Guest editorial: Missile shield goof
Reports of Russia lobbing SS-21 ballistic missiles at Georgia only underlined what missile defense supporters took from Iran's series of missile tests earlier this summer: there is a missile threat, and the United States missile defense system is the best way to handle it.
They are wrong on both counts. But with the United States having finally worked out agreements with the Czech Republic and Poland to host parts of the system, the wheels have been set in motion for a huge U.S. foreign policy blunder that could have long-term and grave consequences.
After months of delays, the United States and the Czech Republic signed an accord in July that allows for deployment of American radar in the Czech Republic as part of the U.S. plan for establishing a European missile defense site. A secondary accord followed two months later that establishes the legal status of U.S. troops on Czech territory. Both accords must now be approved by the Czech parliament, something that is questionable since well over two-thirds of the Czech population opposes them. In fact, the antipathy of the Czechs toward missile defense cooperation is so strong that it has sparked the biggest activist campaign since the time of Vaclav Havel.
Prolonging its talks with the Czech Republic, the United States has been courting Poland for the past year and a half to host 10 missile defense interceptors. The Poles, feeling unappreciated for their support in Iraq and worried about Russia's response, insisted on expensive increases to their air defense systems if the interceptors were to be fielded on their territory. This stalemate held until Russian tanks rolled into Georgia. Within days, the Polish missile defense negotiator had been fired and a deal was struck where the United States agreed to field one Patriot battery in Poland and to come to Poland's aid should there be any advances on its territory. This agreement will soon be presented to Poland's legislature.

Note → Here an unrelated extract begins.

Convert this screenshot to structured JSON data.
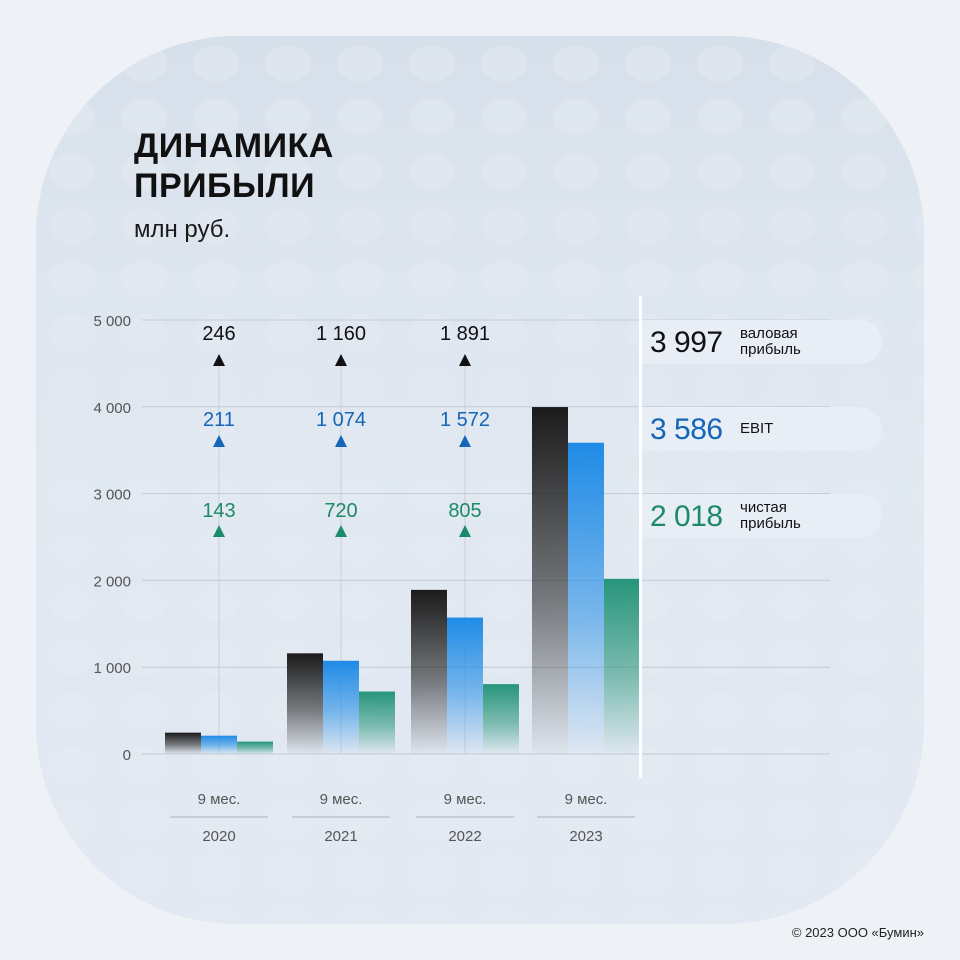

The nearly $6 billion scheme had its funding cut in earlier budgets by a Congress dubious about its necessity or merit. So supporters latched onto the Iranian missile tests this past July as validation for the program. According to Republican presidential nominee Sen. John McCain, these tests "demonstrate the need for effective missile defense now and in the future, and this includes missile defense in Europe as is planned with the Czech Republic and Poland."
Ironically, these missile tests by Iran reportedly included the Shahab-3, a ballistic missile that would at best reach areas that would not be shielded by the theoretical umbrella of the European missile defense site.
Of course, that assumes that Iran would wish to attack Europe with ballistic missiles, an idea that stretches the imagination.
Iran does not currently possess, nor is expected to have for the better part of a decade (if then), missiles that could reach the United States.
Russian officials have long been worried that the U.S. system was actually aimed at them, and the rhetoric surrounding the Polish agreement does nothing to qualm their fears.
The Russians are right. This missile defense system in Europe is geared toward them, but not in the way that they think. Those interceptors that the United States wants to install in Poland don't exist and, if they did, they could not defend against the number or caliber of missiles in Russia's arsenal. The Patriot battery that the United States has agreed to send to Poland is nothing more than a stop-gap measure to make the Poles feel better.
From a political standpoint, though, the planned U.S. missile defense system in Europe is much more powerful. It is a symbol of American military might in eastern Europe, a sign that is meant for Russia.
Going ahead with the U.S. missile defense plans for the Czech Republic and Poland at a time when American-Russian relations are at their post-Cold War nadir will only wound them further. And it is all being done in the name of weapons that don't work against a threat that doesn't exist.
Victoria Samson is a senior analyst for the Center for Defense Information, a non-partisan think tank in Washington, D.C., that focuses on military and security issues.